In his compelling new book, historian Eliga H. Gould argues that the United States at its founding faced a paradox that’s now rarely acknowledged. As Gould explains in Among the Powers of the Earth, the young Union’s desired state of independence could only actually be achieved by claiming—and being granted—full membership in the community of nations. “We think of the American Revolution as the moment when Americans began to make their own history,” Gould notes in the video below. “It actually would be much more accurate to say it’s the moment when we began to make the history that others were prepared to let us make.”
Gould makes the case that the Declaration of Independence and many of the other founding documents from the American Revolutionary period demonstrate that what Americans actually sought was independence under the law of nations, rather than some sort of complete freedom from external obligations. So, even in that moment when a budding nation was determined to free itself from the constraints of colonial rule, the American founders were conscious of the need to conform to what other nations deemed legal.
To Gould, even the United States Constitution should be understood as an attempt to secure international recognition, rather than just a document outlining American liberties and rights. And one of the fascinating implications of Gould’s argument is what this American conformity meant for the spread of what was previously a particularly European law of nations. In the course of staking its independence in the New World, then, the United States also served as a new outpost for and exporter of a distinctly European sense of sovereignty, which had tremendous global and local implications.
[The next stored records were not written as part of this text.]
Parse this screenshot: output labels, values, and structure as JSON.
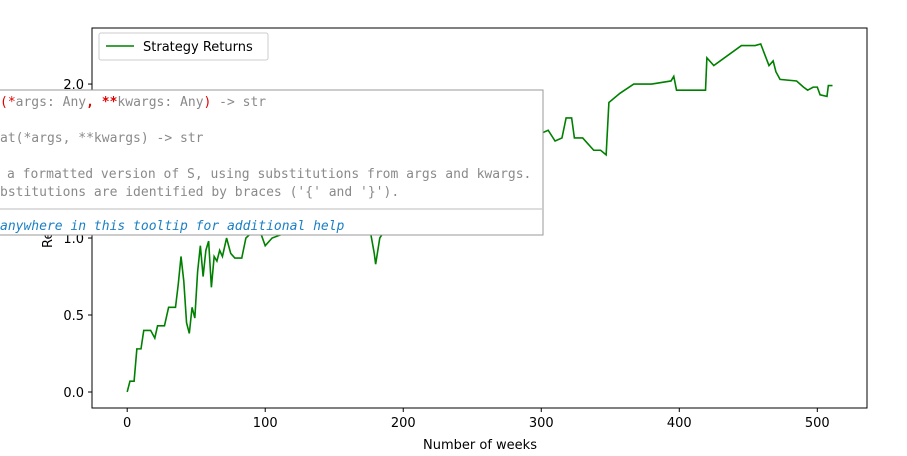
{
  "chart_data": {
    "type": "line",
    "xlabel": "Number of weeks",
    "ylabel": "Re",
    "x": [
      0,
      2,
      5,
      7,
      10,
      12,
      17,
      20,
      22,
      27,
      30,
      35,
      37,
      39,
      41,
      43,
      45,
      47,
      49,
      51,
      53,
      55,
      57,
      59,
      61,
      63,
      65,
      67,
      69,
      72,
      75,
      78,
      83,
      86,
      92,
      96,
      100,
      105,
      120,
      140,
      160,
      175,
      179,
      180,
      183,
      190,
      220,
      260,
      290,
      296,
      300,
      305,
      310,
      315,
      318,
      322,
      324,
      330,
      333,
      338,
      343,
      347,
      349,
      357,
      367,
      380,
      394,
      396,
      398,
      419,
      420,
      425,
      445,
      455,
      459,
      462,
      465,
      468,
      470,
      473,
      485,
      490,
      493,
      497,
      500,
      502,
      507,
      508,
      511
    ],
    "series": [
      {
        "name": "Strategy Returns",
        "color": "#008000",
        "values": [
          0,
          0.07,
          0.07,
          0.28,
          0.28,
          0.4,
          0.4,
          0.35,
          0.43,
          0.43,
          0.55,
          0.55,
          0.7,
          0.88,
          0.72,
          0.45,
          0.38,
          0.55,
          0.48,
          0.78,
          0.95,
          0.75,
          0.92,
          0.98,
          0.68,
          0.88,
          0.85,
          0.92,
          0.88,
          1.0,
          0.9,
          0.87,
          0.87,
          1.0,
          1.05,
          1.05,
          0.95,
          1.0,
          1.05,
          1.15,
          1.2,
          1.1,
          0.9,
          0.83,
          1.0,
          1.1,
          1.3,
          1.4,
          1.45,
          1.6,
          1.68,
          1.7,
          1.63,
          1.65,
          1.78,
          1.78,
          1.65,
          1.65,
          1.62,
          1.57,
          1.57,
          1.54,
          1.88,
          1.94,
          2.0,
          2.0,
          2.02,
          2.05,
          1.96,
          1.96,
          2.17,
          2.12,
          2.25,
          2.25,
          2.26,
          2.19,
          2.12,
          2.15,
          2.08,
          2.03,
          2.02,
          1.98,
          1.96,
          1.98,
          1.98,
          1.93,
          1.92,
          1.99,
          1.99
        ]
      }
    ],
    "xlim": [
      -25.5,
      536
    ],
    "ylim": [
      -0.104,
      2.364
    ],
    "xticks": [
      0,
      100,
      200,
      300,
      400,
      500
    ],
    "yticks": [
      {
        "value": 0,
        "label": "0.0"
      },
      {
        "value": 0.5,
        "label": "0.5"
      },
      {
        "value": 1,
        "label": "1.0"
      },
      {
        "value": 2,
        "label": "2.0"
      }
    ],
    "legend": "upper left"
  },
  "tooltip": {
    "signature": [
      "(*",
      "args: Any",
      ", **",
      "kwargs: Any",
      ")",
      " -> str"
    ],
    "lines": [
      "at(*args, **kwargs) -> str",
      "a formatted version of S, using substitutions from args and kwargs.",
      "bstitutions are identified by braces ('{' and '}')."
    ],
    "help": "anywhere in this tooltip for additional help"
  }
}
It says a lot about the United States as a nation that this early need for approval and membership is largely absent from the stories we tell ourselves about the country’s founding. It’s not surprising, of course, given the still-thriving streak of American exceptionalism that’s always characterized America’s conception of itself.
To Gould, though, Among the Powers of the Earth doesn’t simply force us to reconceive American origin stories. The book should also help to assuage some of the concerns of those made uneasy by the prospect of a world in which the United States is but a member nation, no longer a singular leader, master of its own destiny. “I think it’s comforting to know that the founders faced a very similar set of problems and that even though there were moments when they made missteps, that they also came through it. And certainly the hope is that we too, today, will find our way through it as they did then.”